Geekeries inside. Pourra attirer les musiciens fauchés intéressés par ce genre de projet ; pour les autres, autant écouter Jimmy Smith ou Rhoda Scott (l’album "The look of Love" avec Patrick Saussois par exemple ) !

Voilà une vingtaine d’années que je tourne périodiquement autour de la question des clones numériques d’orgue Hammond, depuis que j’ai dû vendre mon cher Éminent 2000 Grand Théâtre : un orgue des années 70 monstrueux avec des sons magnifiques, notamment avec son merveilleux Solina String Ensemble intégré (rien à voir avec un sous-vêtement, plutôt les fameux sons éthérés de Pink Floyd ou J-M. Jarre). Il n’y avait pas de place pour lui dans notre nouvelle maison, il me fallait une solution de remplacement plus compacte.

Entre temps, j’avais eu l’occasion d’essayer un vrai Hammond B3 et sa cabine Leslie — au niveau du son, la grosse claque. Même l’Eminent semblait un jouet en comparaison.

Hammond b3 con leslie 122

 

Premiers essais donc, avec le logiciel B4 de Native Instruments qui m’avait un peu déçu, et un clavier MIDI M-Audio. Puis avec l’excellent Beatrix pour Linux, dont le son était bluffant mais ça n’est pas allé beaucoup plus loin que des tests et un peu d’amusement.

Beatrix a depuis été placé par son développeur (Fredrik Kilander) sous licence libre et a évolué en (au moins) deux branches :
 le logiciel embarqué dans l’orgue Viscount Legend (démo), considéré par beaucoup d’organistes comme une re-création quasi-parfaite du B3 (avec l’amplification qui va bien, évidemment) ;
 le non moins excellent logiciel libre setBfree .
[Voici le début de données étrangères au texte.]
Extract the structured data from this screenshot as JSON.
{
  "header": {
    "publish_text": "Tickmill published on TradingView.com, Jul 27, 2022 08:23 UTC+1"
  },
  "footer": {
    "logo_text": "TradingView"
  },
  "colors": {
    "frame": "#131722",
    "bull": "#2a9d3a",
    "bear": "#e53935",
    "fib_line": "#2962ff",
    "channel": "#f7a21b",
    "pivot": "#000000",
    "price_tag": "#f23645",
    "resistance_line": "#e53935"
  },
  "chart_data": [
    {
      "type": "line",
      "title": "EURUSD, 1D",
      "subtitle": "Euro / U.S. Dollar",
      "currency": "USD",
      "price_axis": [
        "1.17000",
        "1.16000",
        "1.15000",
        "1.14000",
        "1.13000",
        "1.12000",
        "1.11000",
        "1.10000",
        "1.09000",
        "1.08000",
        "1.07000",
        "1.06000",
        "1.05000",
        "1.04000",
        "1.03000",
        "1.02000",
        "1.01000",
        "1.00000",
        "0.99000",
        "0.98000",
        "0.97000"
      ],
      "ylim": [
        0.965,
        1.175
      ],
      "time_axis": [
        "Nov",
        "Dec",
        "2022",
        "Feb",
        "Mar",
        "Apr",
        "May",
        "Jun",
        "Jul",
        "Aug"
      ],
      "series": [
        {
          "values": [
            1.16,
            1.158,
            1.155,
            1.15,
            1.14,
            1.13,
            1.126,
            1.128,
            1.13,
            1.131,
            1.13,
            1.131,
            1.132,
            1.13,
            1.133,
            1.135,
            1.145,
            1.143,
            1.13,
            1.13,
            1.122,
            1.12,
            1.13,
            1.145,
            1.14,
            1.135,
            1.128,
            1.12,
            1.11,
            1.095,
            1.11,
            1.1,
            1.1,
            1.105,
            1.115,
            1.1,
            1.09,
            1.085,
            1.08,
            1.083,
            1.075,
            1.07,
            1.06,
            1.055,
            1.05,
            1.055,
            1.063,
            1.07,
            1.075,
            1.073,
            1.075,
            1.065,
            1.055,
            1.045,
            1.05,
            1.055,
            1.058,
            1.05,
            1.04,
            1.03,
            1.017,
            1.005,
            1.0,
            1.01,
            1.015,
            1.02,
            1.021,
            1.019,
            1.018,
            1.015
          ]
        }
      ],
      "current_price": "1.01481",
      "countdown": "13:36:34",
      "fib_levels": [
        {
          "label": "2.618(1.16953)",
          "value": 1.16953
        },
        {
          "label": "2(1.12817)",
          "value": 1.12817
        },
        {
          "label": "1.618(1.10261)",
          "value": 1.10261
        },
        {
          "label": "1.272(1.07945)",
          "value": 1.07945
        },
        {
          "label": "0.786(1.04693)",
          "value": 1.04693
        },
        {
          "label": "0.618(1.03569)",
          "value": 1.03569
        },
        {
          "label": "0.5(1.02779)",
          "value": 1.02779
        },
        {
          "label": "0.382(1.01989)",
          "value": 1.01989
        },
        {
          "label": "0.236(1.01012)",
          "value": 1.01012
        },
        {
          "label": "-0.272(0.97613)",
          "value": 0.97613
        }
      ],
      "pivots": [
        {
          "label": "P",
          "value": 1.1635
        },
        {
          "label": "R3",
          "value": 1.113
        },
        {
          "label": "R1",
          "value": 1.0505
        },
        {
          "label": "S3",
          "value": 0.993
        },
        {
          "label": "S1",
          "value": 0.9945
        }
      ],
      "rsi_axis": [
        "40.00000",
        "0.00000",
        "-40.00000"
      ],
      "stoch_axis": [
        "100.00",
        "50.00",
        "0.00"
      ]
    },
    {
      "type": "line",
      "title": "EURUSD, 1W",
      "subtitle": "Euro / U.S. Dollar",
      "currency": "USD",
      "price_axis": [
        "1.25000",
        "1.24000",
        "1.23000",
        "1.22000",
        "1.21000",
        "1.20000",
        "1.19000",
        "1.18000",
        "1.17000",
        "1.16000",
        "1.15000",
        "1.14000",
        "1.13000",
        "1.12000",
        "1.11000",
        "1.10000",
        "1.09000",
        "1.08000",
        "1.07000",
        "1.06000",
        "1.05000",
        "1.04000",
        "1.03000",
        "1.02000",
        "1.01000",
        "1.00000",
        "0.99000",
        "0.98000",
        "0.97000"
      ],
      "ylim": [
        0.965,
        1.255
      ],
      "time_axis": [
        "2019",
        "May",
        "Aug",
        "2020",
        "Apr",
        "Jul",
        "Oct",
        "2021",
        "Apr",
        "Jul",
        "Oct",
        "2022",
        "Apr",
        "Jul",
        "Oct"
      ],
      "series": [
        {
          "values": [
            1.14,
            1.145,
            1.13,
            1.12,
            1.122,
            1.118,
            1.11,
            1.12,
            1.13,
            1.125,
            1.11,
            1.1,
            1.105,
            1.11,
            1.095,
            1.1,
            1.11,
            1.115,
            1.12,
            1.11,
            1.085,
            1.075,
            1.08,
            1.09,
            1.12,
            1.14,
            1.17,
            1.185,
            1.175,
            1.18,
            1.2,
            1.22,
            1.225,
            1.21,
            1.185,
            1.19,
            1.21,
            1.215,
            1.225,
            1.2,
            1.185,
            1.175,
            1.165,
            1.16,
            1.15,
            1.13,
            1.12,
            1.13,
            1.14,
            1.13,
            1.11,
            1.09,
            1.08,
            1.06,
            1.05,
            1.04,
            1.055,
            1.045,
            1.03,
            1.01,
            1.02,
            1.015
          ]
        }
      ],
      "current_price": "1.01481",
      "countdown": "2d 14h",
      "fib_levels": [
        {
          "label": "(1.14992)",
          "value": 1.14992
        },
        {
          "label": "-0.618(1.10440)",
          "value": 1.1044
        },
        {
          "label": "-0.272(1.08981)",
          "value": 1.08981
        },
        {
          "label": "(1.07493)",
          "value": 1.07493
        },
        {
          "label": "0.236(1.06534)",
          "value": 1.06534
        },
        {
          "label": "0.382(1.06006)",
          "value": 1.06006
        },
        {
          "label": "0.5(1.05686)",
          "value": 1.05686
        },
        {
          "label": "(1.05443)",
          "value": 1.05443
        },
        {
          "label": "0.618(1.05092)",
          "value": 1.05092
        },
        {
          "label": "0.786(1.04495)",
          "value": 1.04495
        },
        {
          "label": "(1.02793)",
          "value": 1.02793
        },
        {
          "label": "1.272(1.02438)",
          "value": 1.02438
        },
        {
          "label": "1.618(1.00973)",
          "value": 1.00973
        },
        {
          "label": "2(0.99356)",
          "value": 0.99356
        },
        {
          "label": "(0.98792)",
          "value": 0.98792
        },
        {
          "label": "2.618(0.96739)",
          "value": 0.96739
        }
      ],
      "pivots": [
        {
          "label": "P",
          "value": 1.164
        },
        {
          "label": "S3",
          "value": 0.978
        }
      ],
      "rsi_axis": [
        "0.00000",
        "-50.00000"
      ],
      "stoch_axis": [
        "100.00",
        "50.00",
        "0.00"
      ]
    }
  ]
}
Le sentiment que j’avais de ces essais successifs était que setBfree est vraiment une superbe émulation de l’orgue Hammond comme on peut l’entendre ici. Mais qu’en jouer sur un clavier maître en plastique, devant un écran d’ordinateur, sans l’ergonomie d’une console (les fameuses tirettes harmoniques), même en pilotant le logiciel avec une surface de contrôle (Korg Nanokontrol) est une expérience qui relève plus de la pratique du Home Studio que du jeu d’un instrument.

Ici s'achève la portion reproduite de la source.